To determine HSP70 gene transcriptional rate, cells are treated according to experiment then quenched in ice-cold phosphate buffered saline, pH 7.4 (PBS) on ice. Cells are next washed in PBS and lysed in Run-On Lysis Buffer Nuclei are collected by centrifuge (500 × g, 5 min) at 4°C and resuspended in storage buffer.
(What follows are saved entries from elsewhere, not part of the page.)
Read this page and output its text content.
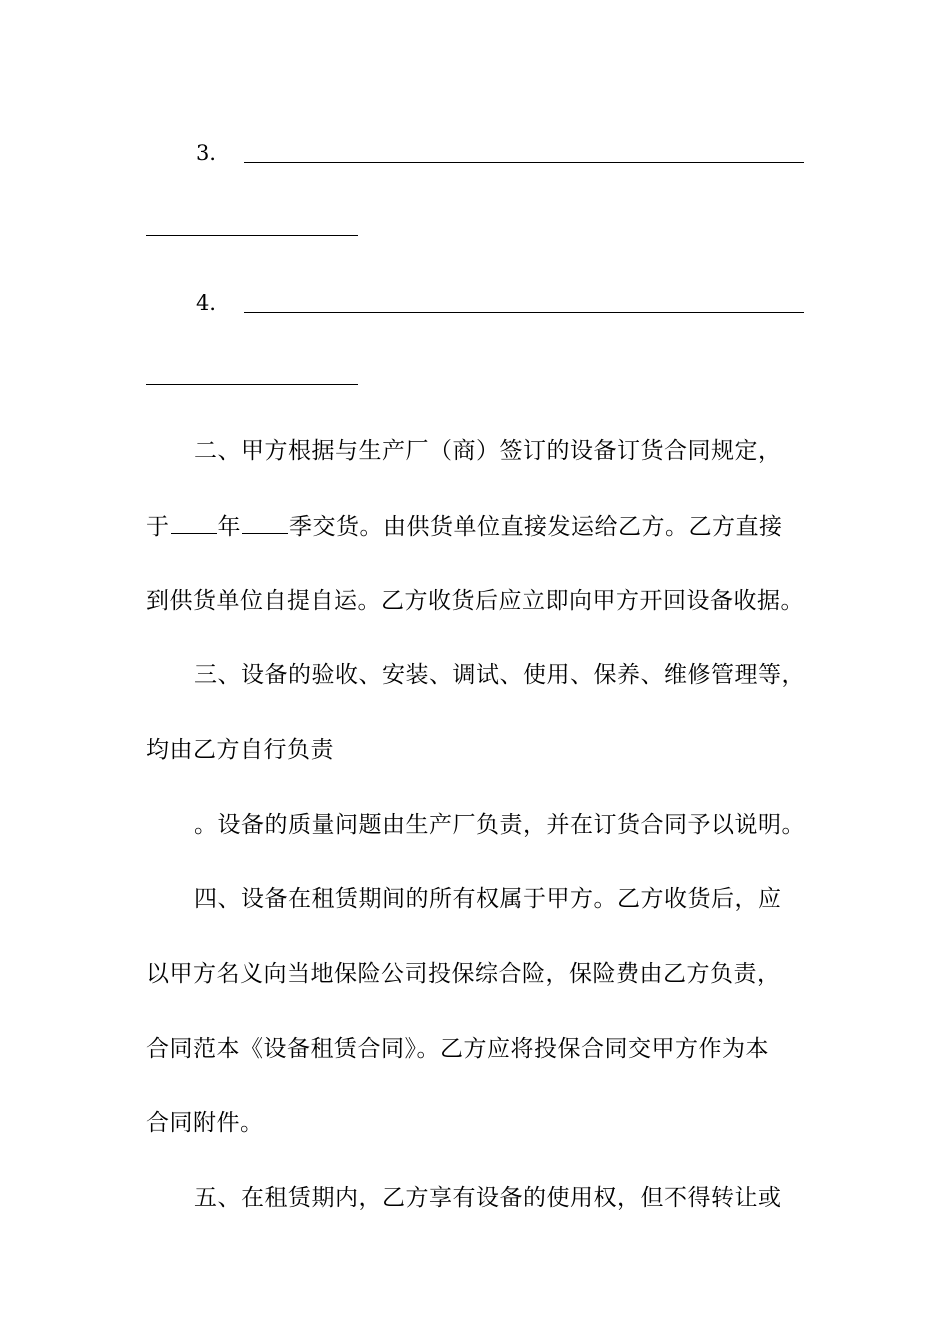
3．
4．
二、甲方根据与生产厂（商）签订的设备订货合同规定，
于 年 季交货。由供货单位直接发运给乙方。乙方直接
到供货单位自提自运。乙方收货后应立即向甲方开回设备收据。
三、设备的验收、安装、调试、使用、保养、维修管理等，
均由乙方自行负责
。设备的质量问题由生产厂负责，并在订货合同予以说明。
四、设备在租赁期间的所有权属于甲方。乙方收货后，应
以甲方名义向当地保险公司投保综合险，保险费由乙方负责，
合同范本《设备租赁合同》。乙方应将投保合同交甲方作为本
合同附件。
五、在租赁期内，乙方享有设备的使用权，但不得转让或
To assay rate of transcription, 100 ul of nuclei and 100 ul of Run-on Reaction Buffer are added and samples incubated 30 min at 30°C with shaking. RNA is then extracted from the reaction mix using Trizol (invitrogen) according to the manufacturer’s protocol.

The hsp70 DNA containing cDNA probe³⁹ or control β-actin probe are linearized and purified by phenol/chloroform extraction and ethanol precipitation. Probes are then denatured and slot-blotted onto Hybond N+ membrane. (Membranes are first pre-hybridized with UltraHyb solution (Ambion) for 2 hr at 42°C, before equivalent counts of newly transcribed RNA (10⁶ cpm) are added to the solution). Hybridization is then carried out for 24 hr at 42°C. Membranes are then washed twice for 20 min at 42°C in low stringency solution (2 × SSC, 0.1% SDS), twice for 20 min in high stringency solution (1 × SSC, 0.1% SDS) and once for 30 min at 37°C in low stringency solution containing 10 ug RNase A. Membranes are then rinsed in low stringency solution and analyzed by incubation with X-ray film. We have successfully used this protocol for assay of transcription of the mouse hsp70.1, c-fms, IL-1β and TNF-α genes⁴⁰.